Un "commerce mortel" qui génère des millions d'euros

Interpol a apporté davantage d'informations sur la logistique de cette filière criminelle, et sur la rentabilité de ce "commerce mortel". "Les passeurs utilisent majoritairement, comme vous le savez, de petits bateaux gonflables rigides. Les facilitateurs avaient pour habitude d'acquérir les bateaux et moteurs en ligne, en Allemagne et aux Pays-Bas, avant de les transporter vers les points de départ des traversées sur les côtes belges et françaises. Récemment, cette activité criminelle s'est amplifiée, et le réseau a développé sa propre chaîne logistique d'approvisionnement, achetant les bateaux, moteurs et gilets de sauvetage directement auprès des fabricants, a révélé Jean-Philippe Lecouffe. Avec très peu de considération pour la vie humaine, les trafiquants ont souvent lancé de nombreux bateaux à la mer en même temps, et parfois dans des conditions météorologiques critiques, pour éviter d'être repérés."

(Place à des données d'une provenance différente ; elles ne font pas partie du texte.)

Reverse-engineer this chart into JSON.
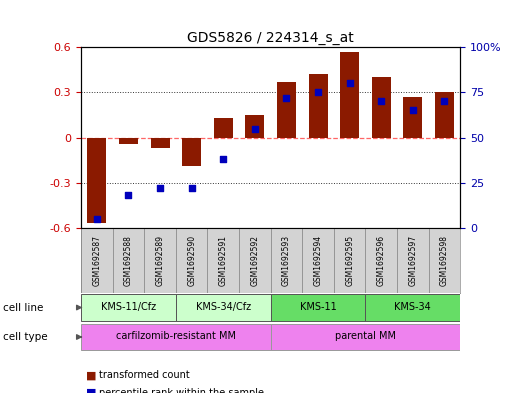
{
  "title": "GDS5826 / 224314_s_at",
  "samples": [
    "GSM1692587",
    "GSM1692588",
    "GSM1692589",
    "GSM1692590",
    "GSM1692591",
    "GSM1692592",
    "GSM1692593",
    "GSM1692594",
    "GSM1692595",
    "GSM1692596",
    "GSM1692597",
    "GSM1692598"
  ],
  "transformed_count": [
    -0.57,
    -0.04,
    -0.07,
    -0.19,
    0.13,
    0.15,
    0.37,
    0.42,
    0.57,
    0.4,
    0.27,
    0.3
  ],
  "percentile_rank": [
    5,
    18,
    22,
    22,
    38,
    55,
    72,
    75,
    80,
    70,
    65,
    70
  ],
  "ylim_left": [
    -0.6,
    0.6
  ],
  "ylim_right": [
    0,
    100
  ],
  "yticks_left": [
    -0.6,
    -0.3,
    0.0,
    0.3,
    0.6
  ],
  "yticks_left_labels": [
    "-0.6",
    "-0.3",
    "0",
    "0.3",
    "0.6"
  ],
  "yticks_right": [
    0,
    25,
    50,
    75,
    100
  ],
  "yticks_right_labels": [
    "0",
    "25",
    "50",
    "75",
    "100%"
  ],
  "bar_color": "#8B1A00",
  "scatter_color": "#0000BB",
  "cell_line_groups": [
    {
      "label": "KMS-11/Cfz",
      "start": 0,
      "end": 3,
      "color": "#CCFFCC"
    },
    {
      "label": "KMS-34/Cfz",
      "start": 3,
      "end": 6,
      "color": "#CCFFCC"
    },
    {
      "label": "KMS-11",
      "start": 6,
      "end": 9,
      "color": "#66DD66"
    },
    {
      "label": "KMS-34",
      "start": 9,
      "end": 12,
      "color": "#66DD66"
    }
  ],
  "cell_type_groups": [
    {
      "label": "carfilzomib-resistant MM",
      "start": 0,
      "end": 6,
      "color": "#EE82EE"
    },
    {
      "label": "parental MM",
      "start": 6,
      "end": 12,
      "color": "#EE82EE"
    }
  ],
  "legend_bar_label": "transformed count",
  "legend_scatter_label": "percentile rank within the sample",
  "zero_line_color": "#FF6666",
  "dotted_line_color": "#333333",
  "header_row_color": "#D3D3D3",
  "cell_line_label": "cell line",
  "cell_type_label": "cell type"
}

Interpol estime que, pour cette traversée hautement périlleuse, les réfugiés étaient contraints de payer entre 2 500 euros et 10 000 euros par tête. Le nombre de victimes de cette filière est estimé entre 4 000 et 10 000 personnes, l'agence internationale avouant pencher pour l'hypothèse haute étant donné l'étendue du réseau. Au-delà de ce réseau, le trafic de migrants dans la zone aurait généré 60 millions d'euros pour la seule année 2021.